Magpies, Al Gore and Climate Change

October 14, 2007

I’ve been gone for a few days and out of touch with the world. But I knew that Al Gore and the scientists who study global climate change would receive the Nobel Peace Prize while I was gone. A Magpie told me. Actually, the Magpie only told me that Al Gore and the scientists are right: The climate is warming and faster than it ought to. I figured the rest out for myself. blackbilledmagpie12.JPG

Magpies, in many mythologies, are messenger birds; able to transcend time and space and communicate with worlds unseen by us. They can fly to the heavens and receive messages which they bring back to earth. They’ve been in North America since long before humanity arrived here. Their range was once as extensive as that of the bison.

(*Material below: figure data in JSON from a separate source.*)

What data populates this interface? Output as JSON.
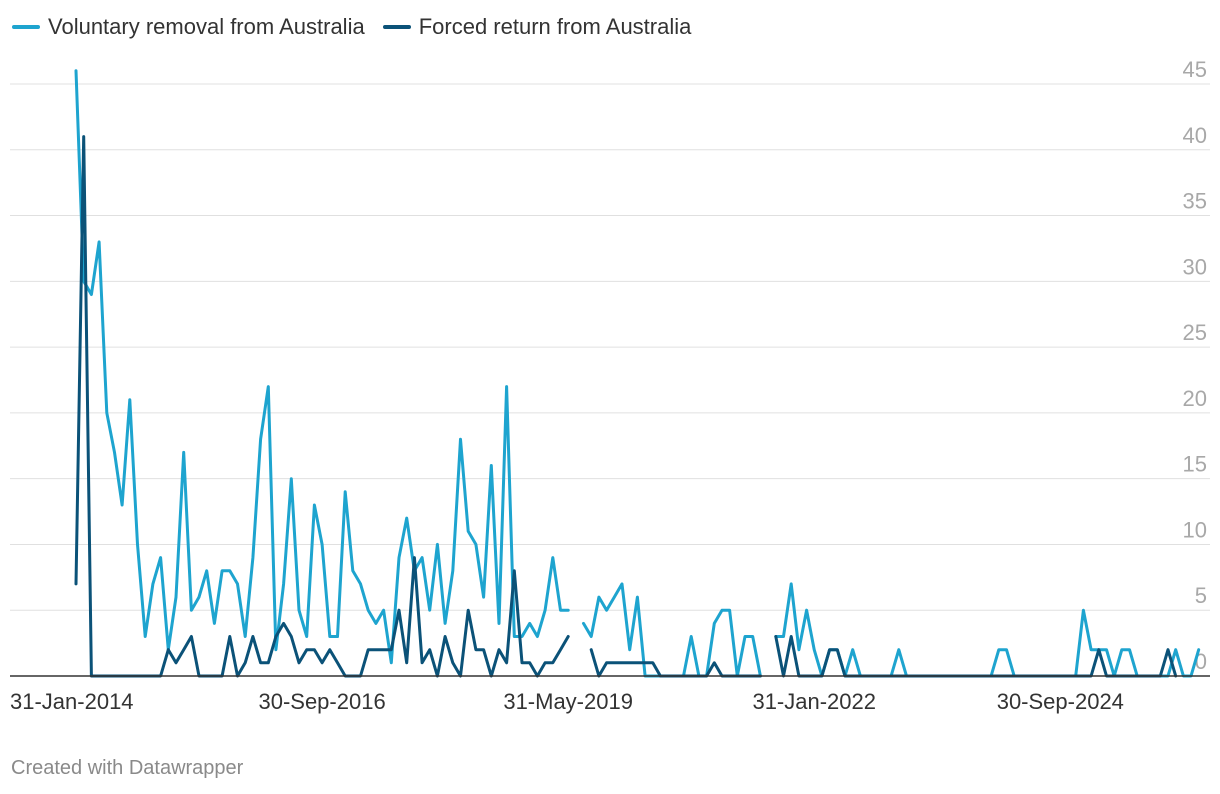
{
  "chart_data": {
    "type": "line",
    "title": "",
    "xlabel": "",
    "ylabel": "",
    "ylim": [
      0,
      45
    ],
    "y_ticks": [
      0,
      5,
      10,
      15,
      20,
      25,
      30,
      35,
      40,
      45
    ],
    "x_tick_labels": [
      "31-Jan-2014",
      "30-Sep-2016",
      "31-May-2019",
      "31-Jan-2022",
      "30-Sep-2024"
    ],
    "x_tick_index": [
      0,
      32,
      64,
      96,
      128
    ],
    "n_points": 141,
    "grid": true,
    "legend_position": "top-left",
    "series": [
      {
        "name": "Voluntary removal from Australia",
        "color": "#1ea4cf",
        "values": [
          46,
          30,
          29,
          33,
          20,
          17,
          13,
          21,
          10,
          3,
          7,
          9,
          2,
          6,
          17,
          5,
          6,
          8,
          4,
          8,
          8,
          7,
          3,
          9,
          18,
          22,
          2,
          7,
          15,
          5,
          3,
          13,
          10,
          3,
          3,
          14,
          8,
          7,
          5,
          4,
          5,
          1,
          9,
          12,
          8,
          9,
          5,
          10,
          4,
          8,
          18,
          11,
          10,
          6,
          16,
          4,
          22,
          3,
          3,
          4,
          3,
          5,
          9,
          5,
          5,
          null,
          4,
          3,
          6,
          5,
          6,
          7,
          2,
          6,
          0,
          0,
          0,
          0,
          0,
          0,
          3,
          0,
          0,
          4,
          5,
          5,
          0,
          3,
          3,
          0,
          null,
          3,
          3,
          7,
          2,
          5,
          2,
          0,
          2,
          2,
          0,
          2,
          0,
          0,
          0,
          0,
          0,
          2,
          0,
          0,
          0,
          0,
          0,
          0,
          0,
          0,
          0,
          0,
          0,
          0,
          2,
          2,
          0,
          0,
          0,
          0,
          0,
          0,
          0,
          0,
          0,
          5,
          2,
          2,
          2,
          0,
          2,
          2,
          0,
          0,
          0,
          0,
          0,
          2,
          0,
          0,
          2
        ]
      },
      {
        "name": "Forced return from Australia",
        "color": "#0b5278",
        "values": [
          7,
          41,
          0,
          0,
          0,
          0,
          0,
          0,
          0,
          0,
          0,
          0,
          2,
          1,
          2,
          3,
          0,
          0,
          0,
          0,
          3,
          0,
          1,
          3,
          1,
          1,
          3,
          4,
          3,
          1,
          2,
          2,
          1,
          2,
          1,
          0,
          0,
          0,
          2,
          2,
          2,
          2,
          5,
          1,
          9,
          1,
          2,
          0,
          3,
          1,
          0,
          5,
          2,
          2,
          0,
          2,
          1,
          8,
          1,
          1,
          0,
          1,
          1,
          2,
          3,
          null,
          null,
          2,
          0,
          1,
          1,
          1,
          1,
          1,
          1,
          1,
          0,
          0,
          0,
          0,
          0,
          0,
          0,
          1,
          0,
          0,
          0,
          0,
          0,
          0,
          null,
          3,
          0,
          3,
          0,
          0,
          0,
          0,
          2,
          2,
          0,
          0,
          0,
          0,
          0,
          0,
          0,
          0,
          0,
          0,
          0,
          0,
          0,
          0,
          0,
          0,
          0,
          0,
          0,
          0,
          0,
          0,
          0,
          0,
          0,
          0,
          0,
          0,
          0,
          0,
          0,
          0,
          0,
          2,
          0,
          0,
          0,
          0,
          0,
          0,
          0,
          0,
          2,
          0
        ]
      }
    ]
  },
  "footer": {
    "credit": "Created with Datawrapper"
  }
}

They followed the great bison herds as they ranged throughout the current western United States.

The Magpies, now that I look back on it, have been telling me for years that the climate is warming. But I need to back up a bit. My family – for three generations now – has been the privileged custodian of an old cabin in a canyon of the southern Rocky Mountains. The cabin itself is more than 100 years old and the trees which were used to make it probably another century older than that. When I first made the annual pilgrimage I was a baby and have no conscious memory of the Magpies. But, by the time I was eight or nine years old, I delighted in seeing them. We lived outside their range and so saw them only during our summer vacation as we approached the cabin. In those days, the northern extent of their local range was about 20 miles south of the cabin.

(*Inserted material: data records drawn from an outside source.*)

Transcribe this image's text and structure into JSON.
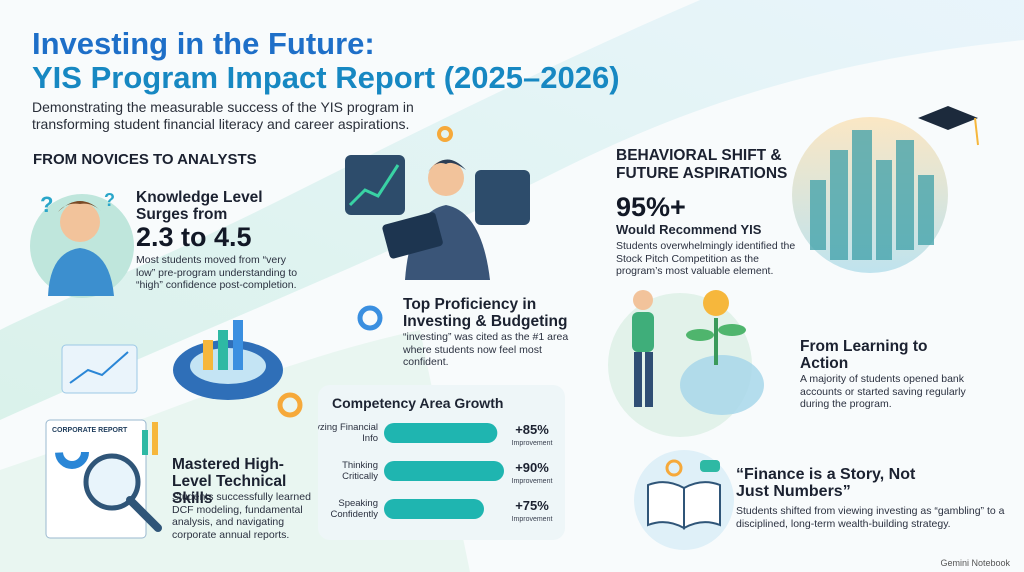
{
  "header": {
    "title_line1": "Investing in the Future:",
    "title_line2": "YIS Program Impact Report (2025–2026)",
    "subtitle": "Demonstrating the measurable success of the YIS program in transforming student financial literacy and career aspirations."
  },
  "left_section": {
    "heading": "FROM NOVICES TO ANALYSTS",
    "knowledge": {
      "title": "Knowledge Level Surges from",
      "highlight": "2.3 to 4.5",
      "text": "Most students moved from “very low” pre-program understanding to “high” confidence post-completion."
    },
    "proficiency": {
      "title": "Top Proficiency in Investing & Budgeting",
      "text": "“investing” was cited as the #1 area where students now feel most confident."
    },
    "report_label": "CORPORATE REPORT",
    "technical": {
      "title": "Mastered High-Level Technical Skills",
      "text": "Students successfully learned DCF modeling, fundamental analysis, and navigating corporate annual reports."
    }
  },
  "competency": {
    "title": "Competency Area Growth",
    "color": "#1fb5b0",
    "items": [
      {
        "label": "Analyzing Financial Info",
        "value": 85,
        "value_label": "+85%",
        "note": "Improvement"
      },
      {
        "label": "Thinking Critically",
        "value": 90,
        "value_label": "+90%",
        "note": "Improvement"
      },
      {
        "label": "Speaking Confidently",
        "value": 75,
        "value_label": "+75%",
        "note": "Improvement"
      }
    ]
  },
  "right_section": {
    "heading": "BEHAVIORAL SHIFT & FUTURE ASPIRATIONS",
    "recommend": {
      "stat": "95%+",
      "title": "Would Recommend YIS",
      "text": "Students overwhelmingly identified the Stock Pitch Competition as the program’s most valuable element."
    },
    "action": {
      "title": "From Learning to Action",
      "text": "A majority of students opened bank accounts or started saving regularly during the program."
    },
    "story": {
      "title": "“Finance is a Story, Not Just Numbers”",
      "text": "Students shifted from viewing investing as “gambling” to a disciplined, long-term wealth-building strategy."
    }
  },
  "footer": {
    "brand": "Gemini Notebook"
  }
}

But over just the short span of my life, the Magpies have moved north and, more important, up into the Canyon. Unless you look back more than four decades, the movement was imperceptible. But now the Magpies live a mere six and a half miles from the cabin. They have reduced their range 15 miles north and 1000 feet upward. The Magpie I saw yesterday was further north than I have ever seen one and was at least a mile further up-canyon than last year.

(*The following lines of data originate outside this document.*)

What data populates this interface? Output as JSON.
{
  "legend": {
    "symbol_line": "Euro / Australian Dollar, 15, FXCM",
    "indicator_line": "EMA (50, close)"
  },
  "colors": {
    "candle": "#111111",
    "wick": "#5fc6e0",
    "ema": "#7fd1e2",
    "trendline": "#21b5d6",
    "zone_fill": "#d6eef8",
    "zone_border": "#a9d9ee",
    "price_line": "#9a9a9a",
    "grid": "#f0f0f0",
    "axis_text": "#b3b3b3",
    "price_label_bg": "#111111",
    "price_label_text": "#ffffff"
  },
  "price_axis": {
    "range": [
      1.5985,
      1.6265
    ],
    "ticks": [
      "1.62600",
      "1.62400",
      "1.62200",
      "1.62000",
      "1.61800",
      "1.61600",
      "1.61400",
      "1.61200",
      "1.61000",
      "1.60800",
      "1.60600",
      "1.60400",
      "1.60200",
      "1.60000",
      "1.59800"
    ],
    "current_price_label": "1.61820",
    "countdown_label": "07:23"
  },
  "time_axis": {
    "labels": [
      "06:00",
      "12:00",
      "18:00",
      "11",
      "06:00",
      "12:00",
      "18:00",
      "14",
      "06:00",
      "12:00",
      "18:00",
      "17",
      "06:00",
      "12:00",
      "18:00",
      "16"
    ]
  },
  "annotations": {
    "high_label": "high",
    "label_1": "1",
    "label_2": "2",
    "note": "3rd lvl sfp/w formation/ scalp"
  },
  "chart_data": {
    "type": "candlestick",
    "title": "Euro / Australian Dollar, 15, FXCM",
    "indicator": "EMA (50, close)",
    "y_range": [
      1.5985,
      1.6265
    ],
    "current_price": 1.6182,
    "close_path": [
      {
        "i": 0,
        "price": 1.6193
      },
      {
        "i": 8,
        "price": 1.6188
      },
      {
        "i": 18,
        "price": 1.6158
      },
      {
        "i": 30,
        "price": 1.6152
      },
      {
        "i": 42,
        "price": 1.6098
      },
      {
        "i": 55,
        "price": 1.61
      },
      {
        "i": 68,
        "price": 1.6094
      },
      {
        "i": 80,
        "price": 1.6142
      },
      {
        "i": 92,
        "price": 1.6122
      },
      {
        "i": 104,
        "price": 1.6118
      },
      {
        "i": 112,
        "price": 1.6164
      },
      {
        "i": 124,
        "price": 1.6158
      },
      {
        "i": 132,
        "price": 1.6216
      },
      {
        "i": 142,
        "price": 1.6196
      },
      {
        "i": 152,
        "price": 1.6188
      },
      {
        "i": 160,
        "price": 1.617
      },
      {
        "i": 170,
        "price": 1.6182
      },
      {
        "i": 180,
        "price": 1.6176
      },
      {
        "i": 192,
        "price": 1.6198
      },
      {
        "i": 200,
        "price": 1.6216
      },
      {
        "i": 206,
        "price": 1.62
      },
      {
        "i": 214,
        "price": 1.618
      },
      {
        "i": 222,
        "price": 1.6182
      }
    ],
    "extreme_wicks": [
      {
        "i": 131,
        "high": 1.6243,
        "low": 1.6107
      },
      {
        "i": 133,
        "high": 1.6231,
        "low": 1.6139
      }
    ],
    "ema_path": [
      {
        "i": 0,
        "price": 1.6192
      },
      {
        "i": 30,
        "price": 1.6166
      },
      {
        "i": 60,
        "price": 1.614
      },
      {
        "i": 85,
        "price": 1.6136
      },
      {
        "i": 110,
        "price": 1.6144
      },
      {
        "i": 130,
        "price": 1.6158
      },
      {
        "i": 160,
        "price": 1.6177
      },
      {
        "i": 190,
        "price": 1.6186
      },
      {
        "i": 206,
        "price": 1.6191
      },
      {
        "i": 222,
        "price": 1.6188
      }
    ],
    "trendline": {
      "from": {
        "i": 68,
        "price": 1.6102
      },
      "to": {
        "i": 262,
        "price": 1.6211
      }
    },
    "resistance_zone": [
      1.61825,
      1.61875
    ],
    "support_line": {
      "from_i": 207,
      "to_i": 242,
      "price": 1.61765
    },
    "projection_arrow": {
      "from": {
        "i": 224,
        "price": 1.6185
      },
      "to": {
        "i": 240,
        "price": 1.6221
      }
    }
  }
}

The only reason for their movement is that the climate here is warming. Magpies don’t do well when temperatures rise to 35 degrees centigrade (95 Degrees Fahrenheit) for more than an hour or so a day. They move upward to cooler temperatures to stay alive and are well adapted to colder temperatures. The only reason for the speed of the Magpies’ upward move is that the earth is warming faster than it would be without Homo Sapiens Sapiens adding carbon dioxide to the air at breakneck speed. It may be news to humans, but not to the Magpies. They’ve known for a long time.